The latest iteration of Google Maps is slated to launch this summer, TechCrunch reported, with a slew of new features that tie into exploring surroundings, rather than just focusing on getting from here to there.
The tech trade publication wrote on Friday (May 11) that the forthcoming exploration tools are geared toward personalization, aided by artificial intelligence. The tried and true features, focused on getting the routes that take users from point A to B, will still remain in place.
Beyond that, Senior Product Manager for Google Maps Sophia Lin, said, “About a year ago, when we started to talk to users, one of the things we asked them was: how can we really help you? What else do you want Google Maps to do? And one of the overwhelming answers that we got back was just really a lot of requests around helping users explore an area, help me decide where to go.”
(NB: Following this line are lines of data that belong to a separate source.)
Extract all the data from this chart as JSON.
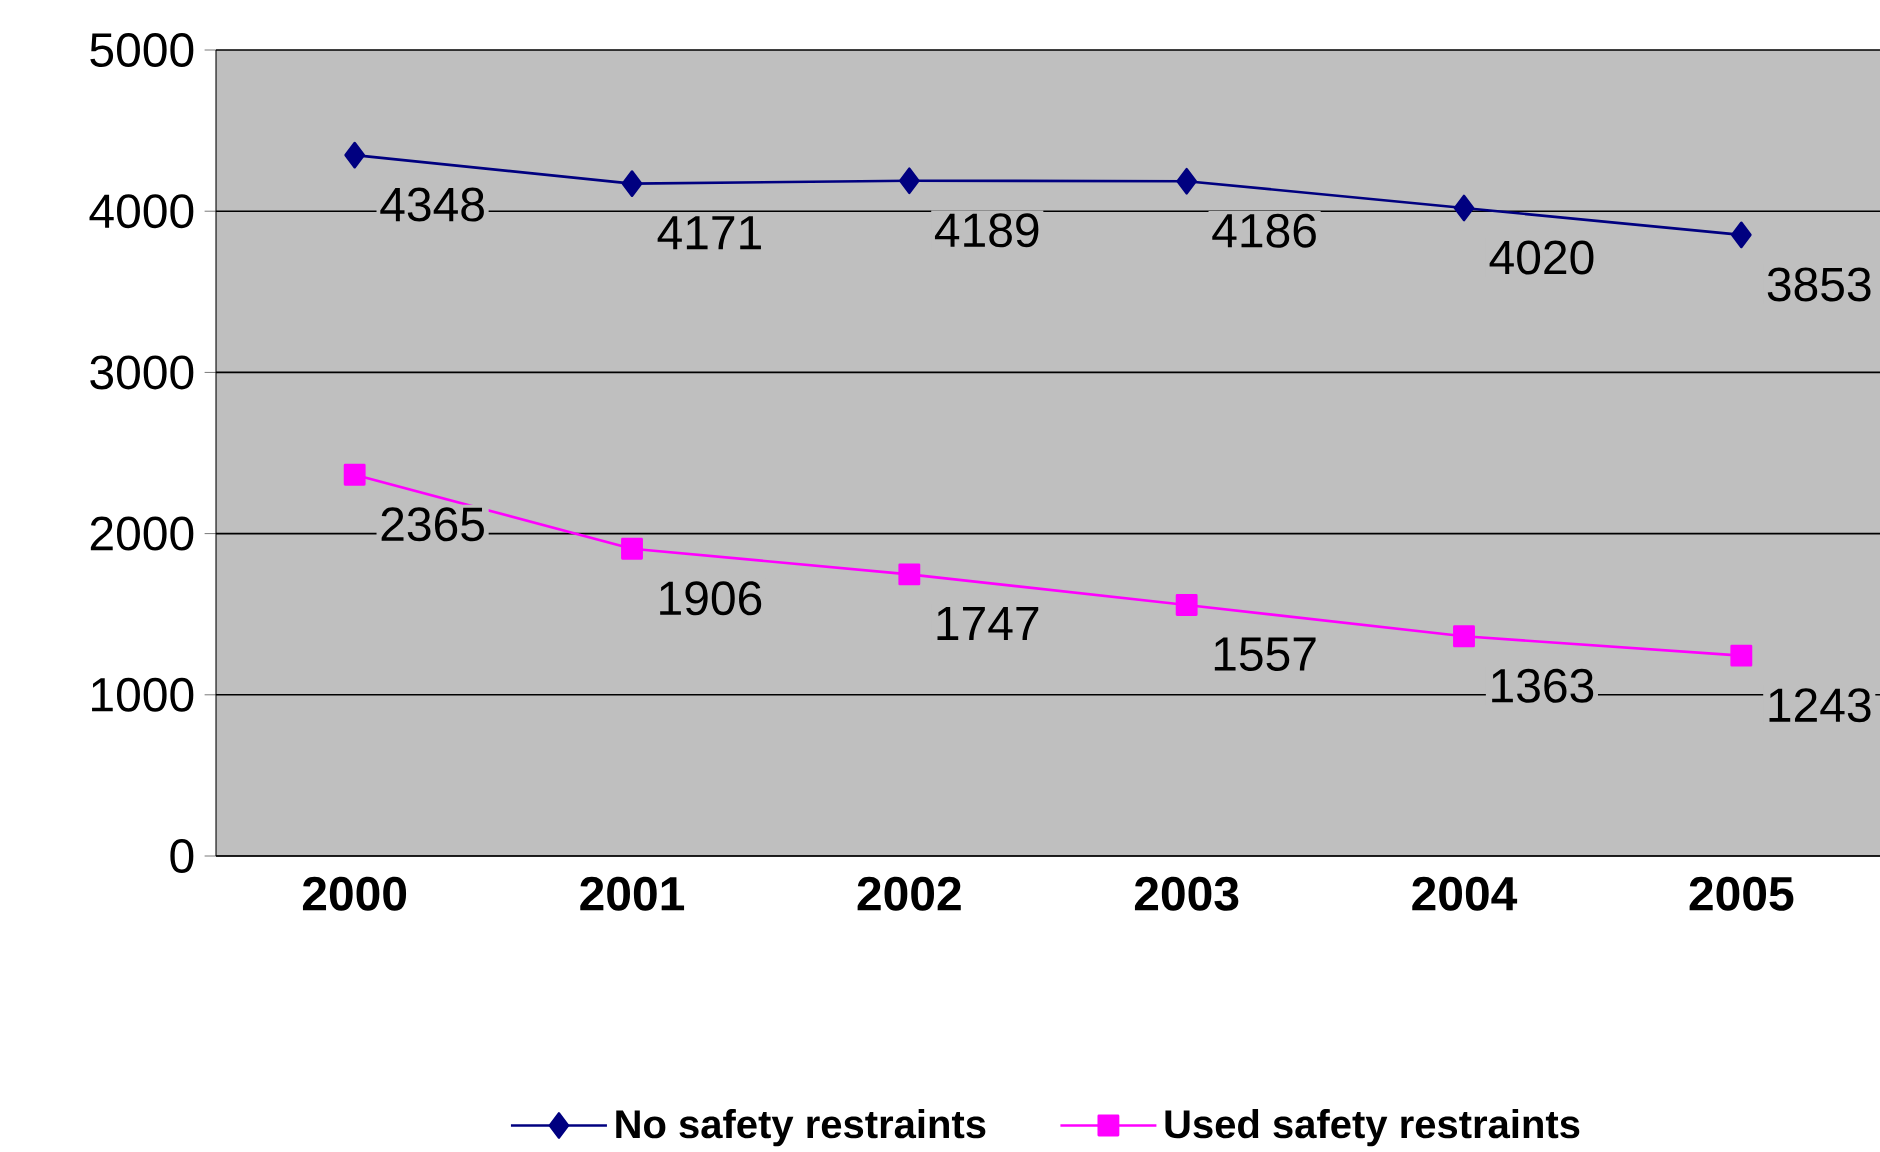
{
  "chart_data": {
    "type": "line",
    "categories": [
      "2000",
      "2001",
      "2002",
      "2003",
      "2004",
      "2005"
    ],
    "series": [
      {
        "name": "No safety restraints",
        "color": "#000080",
        "marker": "diamond",
        "values": [
          4348,
          4171,
          4189,
          4186,
          4020,
          3853
        ]
      },
      {
        "name": "Used safety restraints",
        "color": "#ff00ff",
        "marker": "square",
        "values": [
          2365,
          1906,
          1747,
          1557,
          1363,
          1243
        ]
      }
    ],
    "ylim": [
      0,
      5000
    ],
    "yticks": [
      0,
      1000,
      2000,
      3000,
      4000,
      5000
    ],
    "grid": "y",
    "legend": "bottom",
    "data_labels": true
  }
}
In the upcoming Maps — to be made available through iOS and Android — a new tab titled “For You” will offer up a news feed that will offer users recommendations. As TechCrunch put it, users will be able to “follow” locations, including neighborhoods and cities, with an eye on an experience akin to social networking. Updates will come through the feed. There is also a “Foodie List” and “Trending This Week” list — the former is based on what has been billed as “an anonymized cohort analysis” that looks at where people are headed in an effort to predict trends.
“People had problems finding out what’s new,” said Lin to TechCrunch. “Sometimes you are really lucky and you’re walking down the street and stumble across something, but oftentimes that’s not the case and you find out about something six months after it opened, so what we started looking into was can we understand, from anonymized population dynamics, what places are trending, what are the places that people are going.”
TechCrunch added that the new version of Maps will also offer lists of Michelin-starred restaurants and, separately, “your match” ratings that show personalized scores in an effort to match eateries with a user’s preferences.